Un nuevo acuerdo social, no podría ser obtenido sin considerable trabajo. En efecto, tendrían que compatibilizarse las opiniones y los intereses de los distintos sectores que conforman la estructura actual de la sociedad, lo que exigirá por parte de éstos de una actitud dispuesta a hacer concesiones.
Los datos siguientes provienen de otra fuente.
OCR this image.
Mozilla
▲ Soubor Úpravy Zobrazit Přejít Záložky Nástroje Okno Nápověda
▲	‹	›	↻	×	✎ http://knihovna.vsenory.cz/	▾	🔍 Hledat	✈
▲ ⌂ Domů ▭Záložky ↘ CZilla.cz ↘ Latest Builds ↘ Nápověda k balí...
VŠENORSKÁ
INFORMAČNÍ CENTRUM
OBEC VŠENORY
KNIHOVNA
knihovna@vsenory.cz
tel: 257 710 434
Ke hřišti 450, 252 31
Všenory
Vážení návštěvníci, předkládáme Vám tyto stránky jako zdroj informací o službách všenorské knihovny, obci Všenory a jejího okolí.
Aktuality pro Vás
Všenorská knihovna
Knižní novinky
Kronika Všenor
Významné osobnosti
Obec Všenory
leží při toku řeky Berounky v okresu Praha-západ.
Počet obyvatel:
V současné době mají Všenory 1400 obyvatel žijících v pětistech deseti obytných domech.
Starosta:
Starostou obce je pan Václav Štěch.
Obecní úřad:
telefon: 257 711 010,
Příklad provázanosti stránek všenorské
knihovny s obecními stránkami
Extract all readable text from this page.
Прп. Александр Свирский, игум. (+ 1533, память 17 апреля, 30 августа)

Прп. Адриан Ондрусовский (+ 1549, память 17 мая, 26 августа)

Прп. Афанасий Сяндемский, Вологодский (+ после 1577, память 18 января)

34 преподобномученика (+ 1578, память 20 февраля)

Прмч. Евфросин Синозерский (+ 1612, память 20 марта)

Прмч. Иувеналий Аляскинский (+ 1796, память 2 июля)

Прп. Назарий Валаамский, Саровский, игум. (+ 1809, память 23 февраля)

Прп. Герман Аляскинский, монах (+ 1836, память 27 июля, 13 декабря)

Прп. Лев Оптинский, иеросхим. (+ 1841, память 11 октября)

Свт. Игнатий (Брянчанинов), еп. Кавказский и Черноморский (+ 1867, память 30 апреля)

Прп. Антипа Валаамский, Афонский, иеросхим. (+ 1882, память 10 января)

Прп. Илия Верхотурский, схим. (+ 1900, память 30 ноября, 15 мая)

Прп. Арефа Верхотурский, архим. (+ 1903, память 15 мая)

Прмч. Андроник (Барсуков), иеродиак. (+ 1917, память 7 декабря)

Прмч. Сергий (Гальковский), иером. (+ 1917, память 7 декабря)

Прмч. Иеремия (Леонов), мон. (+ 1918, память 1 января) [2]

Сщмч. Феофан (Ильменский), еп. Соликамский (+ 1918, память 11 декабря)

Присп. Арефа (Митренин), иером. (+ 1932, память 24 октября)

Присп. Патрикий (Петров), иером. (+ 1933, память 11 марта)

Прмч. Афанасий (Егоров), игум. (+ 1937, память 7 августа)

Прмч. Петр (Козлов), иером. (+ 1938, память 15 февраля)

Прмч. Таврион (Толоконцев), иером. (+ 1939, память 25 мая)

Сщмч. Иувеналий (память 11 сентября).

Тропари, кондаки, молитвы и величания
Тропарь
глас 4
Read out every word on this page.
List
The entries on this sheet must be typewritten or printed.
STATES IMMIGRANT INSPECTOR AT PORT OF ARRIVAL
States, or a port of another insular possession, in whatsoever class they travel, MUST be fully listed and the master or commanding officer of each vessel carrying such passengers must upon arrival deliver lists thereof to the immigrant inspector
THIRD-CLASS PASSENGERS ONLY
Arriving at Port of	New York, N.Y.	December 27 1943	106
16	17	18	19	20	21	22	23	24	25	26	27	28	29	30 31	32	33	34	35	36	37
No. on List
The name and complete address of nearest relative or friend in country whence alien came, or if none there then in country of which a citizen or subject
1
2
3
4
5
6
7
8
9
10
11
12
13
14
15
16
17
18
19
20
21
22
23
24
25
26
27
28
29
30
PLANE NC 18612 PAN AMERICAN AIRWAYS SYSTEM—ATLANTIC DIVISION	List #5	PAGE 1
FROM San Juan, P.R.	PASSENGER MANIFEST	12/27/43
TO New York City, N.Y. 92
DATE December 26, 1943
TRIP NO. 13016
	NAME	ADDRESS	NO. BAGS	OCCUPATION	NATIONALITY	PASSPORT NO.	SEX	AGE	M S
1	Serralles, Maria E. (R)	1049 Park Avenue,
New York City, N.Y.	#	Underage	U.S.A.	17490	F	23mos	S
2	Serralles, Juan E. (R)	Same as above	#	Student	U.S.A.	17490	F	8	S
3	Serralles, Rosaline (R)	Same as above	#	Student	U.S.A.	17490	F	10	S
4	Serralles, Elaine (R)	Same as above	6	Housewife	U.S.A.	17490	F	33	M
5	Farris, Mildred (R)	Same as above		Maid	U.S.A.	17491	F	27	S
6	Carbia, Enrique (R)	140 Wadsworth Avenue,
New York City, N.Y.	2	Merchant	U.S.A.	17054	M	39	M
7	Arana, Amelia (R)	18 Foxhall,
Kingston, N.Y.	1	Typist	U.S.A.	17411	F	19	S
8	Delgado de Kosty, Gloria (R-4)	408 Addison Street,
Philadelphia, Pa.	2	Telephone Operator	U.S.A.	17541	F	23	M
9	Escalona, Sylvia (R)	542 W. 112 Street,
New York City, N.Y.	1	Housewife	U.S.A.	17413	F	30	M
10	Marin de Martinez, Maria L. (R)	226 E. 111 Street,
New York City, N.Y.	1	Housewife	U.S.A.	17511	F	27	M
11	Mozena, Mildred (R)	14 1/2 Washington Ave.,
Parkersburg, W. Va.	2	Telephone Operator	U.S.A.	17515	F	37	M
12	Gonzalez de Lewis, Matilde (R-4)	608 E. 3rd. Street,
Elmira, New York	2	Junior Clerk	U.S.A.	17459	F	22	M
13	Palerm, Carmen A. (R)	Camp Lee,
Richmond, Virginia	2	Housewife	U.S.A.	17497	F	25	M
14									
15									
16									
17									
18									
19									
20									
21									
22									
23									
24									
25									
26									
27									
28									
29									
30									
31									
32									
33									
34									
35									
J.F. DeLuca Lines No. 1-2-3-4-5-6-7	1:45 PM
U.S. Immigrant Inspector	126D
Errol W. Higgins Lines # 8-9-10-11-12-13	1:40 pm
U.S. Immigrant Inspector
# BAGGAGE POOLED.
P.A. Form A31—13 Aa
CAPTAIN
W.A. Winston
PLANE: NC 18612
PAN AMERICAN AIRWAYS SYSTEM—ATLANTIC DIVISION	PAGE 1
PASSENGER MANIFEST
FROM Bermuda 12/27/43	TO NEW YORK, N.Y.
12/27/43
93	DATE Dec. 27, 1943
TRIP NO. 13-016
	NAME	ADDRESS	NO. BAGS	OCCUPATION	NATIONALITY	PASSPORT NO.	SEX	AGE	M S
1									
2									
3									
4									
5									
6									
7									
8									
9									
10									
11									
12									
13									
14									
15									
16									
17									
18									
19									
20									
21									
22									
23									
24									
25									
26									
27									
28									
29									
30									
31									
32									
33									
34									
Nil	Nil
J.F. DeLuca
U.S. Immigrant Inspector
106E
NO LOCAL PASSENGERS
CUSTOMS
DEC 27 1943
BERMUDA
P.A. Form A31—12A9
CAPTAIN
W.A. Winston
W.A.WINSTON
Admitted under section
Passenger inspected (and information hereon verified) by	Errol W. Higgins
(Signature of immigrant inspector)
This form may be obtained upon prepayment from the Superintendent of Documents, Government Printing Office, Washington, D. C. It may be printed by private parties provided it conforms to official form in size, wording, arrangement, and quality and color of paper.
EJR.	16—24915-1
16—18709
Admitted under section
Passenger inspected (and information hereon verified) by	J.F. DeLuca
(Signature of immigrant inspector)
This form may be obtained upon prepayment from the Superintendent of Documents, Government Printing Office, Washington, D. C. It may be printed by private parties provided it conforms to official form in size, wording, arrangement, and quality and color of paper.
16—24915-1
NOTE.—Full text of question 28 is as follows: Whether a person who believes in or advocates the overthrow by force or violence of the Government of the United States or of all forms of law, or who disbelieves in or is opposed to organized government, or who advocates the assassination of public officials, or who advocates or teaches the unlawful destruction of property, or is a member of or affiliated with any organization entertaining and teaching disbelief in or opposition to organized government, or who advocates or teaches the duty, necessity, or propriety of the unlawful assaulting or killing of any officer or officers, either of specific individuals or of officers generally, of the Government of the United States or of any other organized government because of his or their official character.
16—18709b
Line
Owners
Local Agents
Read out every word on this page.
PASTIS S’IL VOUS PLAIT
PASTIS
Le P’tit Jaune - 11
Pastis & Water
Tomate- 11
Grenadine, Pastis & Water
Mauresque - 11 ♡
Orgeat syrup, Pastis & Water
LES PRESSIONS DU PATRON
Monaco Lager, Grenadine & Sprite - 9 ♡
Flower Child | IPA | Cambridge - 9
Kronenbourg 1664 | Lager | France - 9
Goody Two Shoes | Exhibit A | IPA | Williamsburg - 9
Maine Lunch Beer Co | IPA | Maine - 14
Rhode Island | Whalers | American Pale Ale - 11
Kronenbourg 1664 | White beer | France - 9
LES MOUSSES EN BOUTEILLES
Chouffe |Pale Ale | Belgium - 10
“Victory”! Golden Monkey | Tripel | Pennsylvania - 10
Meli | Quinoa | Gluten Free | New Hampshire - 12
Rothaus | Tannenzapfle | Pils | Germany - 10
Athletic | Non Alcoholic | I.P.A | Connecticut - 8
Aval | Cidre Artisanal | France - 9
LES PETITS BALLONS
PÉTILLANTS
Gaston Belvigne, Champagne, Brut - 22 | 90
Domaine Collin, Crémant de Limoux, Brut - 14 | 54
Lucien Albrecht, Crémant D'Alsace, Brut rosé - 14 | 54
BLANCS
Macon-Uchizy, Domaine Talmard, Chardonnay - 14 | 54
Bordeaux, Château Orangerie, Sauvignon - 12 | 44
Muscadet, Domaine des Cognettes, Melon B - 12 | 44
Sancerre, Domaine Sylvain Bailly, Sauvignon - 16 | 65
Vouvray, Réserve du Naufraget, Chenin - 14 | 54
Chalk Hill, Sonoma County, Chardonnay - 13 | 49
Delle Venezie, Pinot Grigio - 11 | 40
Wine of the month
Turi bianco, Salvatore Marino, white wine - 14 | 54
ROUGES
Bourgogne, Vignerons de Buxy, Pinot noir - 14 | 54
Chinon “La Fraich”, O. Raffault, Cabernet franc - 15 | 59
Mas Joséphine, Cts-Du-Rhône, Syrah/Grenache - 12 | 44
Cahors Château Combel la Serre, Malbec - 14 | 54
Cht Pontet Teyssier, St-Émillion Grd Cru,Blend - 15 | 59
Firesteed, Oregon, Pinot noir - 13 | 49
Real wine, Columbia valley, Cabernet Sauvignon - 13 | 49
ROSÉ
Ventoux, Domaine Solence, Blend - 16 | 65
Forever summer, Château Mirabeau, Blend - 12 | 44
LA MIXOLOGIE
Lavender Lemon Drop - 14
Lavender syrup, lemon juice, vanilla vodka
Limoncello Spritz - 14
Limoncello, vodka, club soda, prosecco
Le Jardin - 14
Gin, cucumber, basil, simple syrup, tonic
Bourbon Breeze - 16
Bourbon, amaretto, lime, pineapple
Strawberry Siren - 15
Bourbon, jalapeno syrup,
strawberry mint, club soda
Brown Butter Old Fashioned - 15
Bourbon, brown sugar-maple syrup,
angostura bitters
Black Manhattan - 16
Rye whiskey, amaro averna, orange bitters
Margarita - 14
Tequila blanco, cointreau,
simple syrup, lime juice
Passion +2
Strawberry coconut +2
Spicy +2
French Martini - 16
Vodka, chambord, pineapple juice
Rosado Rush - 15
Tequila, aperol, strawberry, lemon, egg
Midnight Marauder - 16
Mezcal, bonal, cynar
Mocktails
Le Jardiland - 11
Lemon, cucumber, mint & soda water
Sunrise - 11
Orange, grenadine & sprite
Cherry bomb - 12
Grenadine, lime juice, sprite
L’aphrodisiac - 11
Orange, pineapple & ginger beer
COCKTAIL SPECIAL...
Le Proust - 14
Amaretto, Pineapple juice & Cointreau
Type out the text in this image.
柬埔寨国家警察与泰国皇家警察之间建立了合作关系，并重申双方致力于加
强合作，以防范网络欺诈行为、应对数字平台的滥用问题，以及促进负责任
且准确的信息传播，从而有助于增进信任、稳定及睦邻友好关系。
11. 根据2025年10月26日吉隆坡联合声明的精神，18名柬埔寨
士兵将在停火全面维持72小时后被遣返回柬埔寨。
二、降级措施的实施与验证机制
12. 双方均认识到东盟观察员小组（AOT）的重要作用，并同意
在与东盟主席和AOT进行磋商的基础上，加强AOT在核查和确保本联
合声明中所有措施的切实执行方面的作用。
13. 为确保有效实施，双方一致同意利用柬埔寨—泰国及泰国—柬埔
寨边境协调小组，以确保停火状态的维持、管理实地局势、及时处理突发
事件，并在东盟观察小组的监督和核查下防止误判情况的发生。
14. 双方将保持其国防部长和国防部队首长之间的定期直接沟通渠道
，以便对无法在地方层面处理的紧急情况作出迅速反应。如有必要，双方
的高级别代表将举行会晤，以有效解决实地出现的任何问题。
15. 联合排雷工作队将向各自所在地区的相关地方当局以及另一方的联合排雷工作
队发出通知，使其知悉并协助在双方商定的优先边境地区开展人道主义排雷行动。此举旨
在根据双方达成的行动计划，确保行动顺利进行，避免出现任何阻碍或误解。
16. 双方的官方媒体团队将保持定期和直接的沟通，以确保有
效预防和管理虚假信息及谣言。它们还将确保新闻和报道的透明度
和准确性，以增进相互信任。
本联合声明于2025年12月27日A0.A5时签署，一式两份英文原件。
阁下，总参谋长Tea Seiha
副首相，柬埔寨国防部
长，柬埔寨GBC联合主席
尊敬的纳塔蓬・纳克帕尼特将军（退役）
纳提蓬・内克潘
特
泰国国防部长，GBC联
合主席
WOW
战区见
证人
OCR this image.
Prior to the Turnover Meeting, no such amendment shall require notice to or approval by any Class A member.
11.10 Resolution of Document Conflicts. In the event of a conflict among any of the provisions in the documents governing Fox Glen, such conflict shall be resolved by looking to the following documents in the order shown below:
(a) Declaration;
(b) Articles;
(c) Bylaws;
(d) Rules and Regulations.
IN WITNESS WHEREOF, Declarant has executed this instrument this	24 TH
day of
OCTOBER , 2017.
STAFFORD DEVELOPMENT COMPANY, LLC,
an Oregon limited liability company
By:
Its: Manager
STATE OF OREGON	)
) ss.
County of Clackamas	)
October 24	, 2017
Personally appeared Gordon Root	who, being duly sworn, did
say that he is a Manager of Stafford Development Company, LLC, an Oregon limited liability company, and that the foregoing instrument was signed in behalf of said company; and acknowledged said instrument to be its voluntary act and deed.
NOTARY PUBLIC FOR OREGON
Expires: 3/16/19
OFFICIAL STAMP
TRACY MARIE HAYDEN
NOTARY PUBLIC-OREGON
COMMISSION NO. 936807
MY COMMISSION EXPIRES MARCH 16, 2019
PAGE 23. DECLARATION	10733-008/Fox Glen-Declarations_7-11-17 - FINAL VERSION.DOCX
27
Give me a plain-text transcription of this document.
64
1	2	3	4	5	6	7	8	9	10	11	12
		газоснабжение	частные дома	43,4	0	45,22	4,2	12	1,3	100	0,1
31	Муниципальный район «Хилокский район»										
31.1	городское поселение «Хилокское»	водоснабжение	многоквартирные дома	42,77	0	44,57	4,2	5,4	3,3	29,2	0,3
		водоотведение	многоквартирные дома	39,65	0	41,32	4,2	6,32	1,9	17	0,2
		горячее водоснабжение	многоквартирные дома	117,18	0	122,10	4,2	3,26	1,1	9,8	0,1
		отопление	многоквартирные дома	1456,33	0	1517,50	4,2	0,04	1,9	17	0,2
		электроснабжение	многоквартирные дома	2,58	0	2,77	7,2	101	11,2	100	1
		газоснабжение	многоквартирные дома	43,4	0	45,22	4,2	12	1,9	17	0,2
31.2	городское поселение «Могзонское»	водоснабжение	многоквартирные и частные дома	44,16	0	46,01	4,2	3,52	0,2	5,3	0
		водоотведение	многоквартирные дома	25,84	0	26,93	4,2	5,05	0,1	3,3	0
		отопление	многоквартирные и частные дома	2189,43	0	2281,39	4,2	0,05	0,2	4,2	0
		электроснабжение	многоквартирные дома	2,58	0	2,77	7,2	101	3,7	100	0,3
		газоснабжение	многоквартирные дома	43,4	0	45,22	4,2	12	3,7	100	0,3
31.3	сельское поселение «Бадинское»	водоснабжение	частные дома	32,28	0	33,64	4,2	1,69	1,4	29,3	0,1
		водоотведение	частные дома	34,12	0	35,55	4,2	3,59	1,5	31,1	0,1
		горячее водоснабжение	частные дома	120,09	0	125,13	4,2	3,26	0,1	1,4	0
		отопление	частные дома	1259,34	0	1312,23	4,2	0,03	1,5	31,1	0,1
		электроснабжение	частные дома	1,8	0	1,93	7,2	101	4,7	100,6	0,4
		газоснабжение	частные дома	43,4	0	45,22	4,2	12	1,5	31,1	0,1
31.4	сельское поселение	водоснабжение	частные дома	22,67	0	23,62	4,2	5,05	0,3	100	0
Así, y a título de ejemplo, para definir el futuro perfil económico de la Nación —para varias décadas—, cabría articular las opiniones del capital y el trabajo, de la industria y del agro, del comercio y las finanzas, de los intereses privados y los de la comunidad.
Esta acción tendiente a obtener un acuerdo social de fondo, que constituya la base de una nueva legitimidad constitucional, puede verse facilitada en nuestro país por la presencia de importantes y extendidas estructuras intermedias, representativas de ios distintos sectores en juego que pueden, sin mayores obstáculos, ocupar su puesto en la mesa de negociaciones.
Por otro lado, si se desea fundar una nueva estabilidad institucional, también parece obvio que las Fuerzas Armadas y los principales partidos políticos deberán compatibilizar sus respectivos proyectos nacionales, y en esa labor podrían constituirse en los vasos comunicantes de los distintos segmentos de la estructura social y, en última instancia, en árbitros que transen las posiciones más enconadas de aquellos.
Desde la óptica que visualizamos nuestra realidad, el «diálogo» que desde distintas tribunas y procedimientos encaran el gobierno y los partidos políticos, debería exceder entonces del plano de lo que podría llamarse una «salida política» para abordar la cuestión de echar las bases de una solución de fondo y duradera de los problemas nacionales que permita obtener la estabilidad institucional que todos deseamos. Para ello el «diálogo» no podría ser únicamente político, entendido por ello que se dirige a la reorganización de los partidos y a una convocatoria electoral, sino que simultáneamente habría de ser también económico y social. Es decir, que no resulta demasiado adecuada la fragmentación del diálogo en un área política, otra económica y otra social, persiguiéndose en cada uno de los casos objetivos limitados y temporarios, sino que debe reconocerse que cada uno de ellos implica a los demás.
Las coincidencias que se obtuvieran de un diálogo dirigido a los problemas de fondo, que permitiera compatibilizar en mesas de negociaciones los distintos «modelos» del país, constituiría la base del futuro Proyecto Nacional, que definiría el perfil del país para las próximas décadas.
Finalmente, restarían todavía tres condiciones para que el acuerdo social logrado y el proyecto nacional que fuese su consecuencia, permitieren fundar una estabilidad institucional; 1) que fuera sometido a la opinión del pueblo en una Convención Constituyente, para que la Constitución jurídica lograda sea el fundamento de una nueva legitimidad; 2) que sea sostenido en el futuro por todos los sectores políticos y sociales que han conformado el acuerdo, prestándole así un juramento de obediencia; 3) que se consiga un sistema educativo inspirado en sus postulados para que las nuevas generaciones prosigan la acción desplegada por sus creadores.
Notas:
[1] Publicado en Revista Criterio, 1975.
[2] Cfr. Convención Constituyente reunida en Santa Fe, año 1853 en Asambleas Constituyentes Argentinas, fuentes seleccionadas por Emilio Ravignani, tomo IV, p. 468.
[3] Cfr. Herman Heller, Teoría del Estado, México, Fondo de Cultura Económica, 1963, p. 271.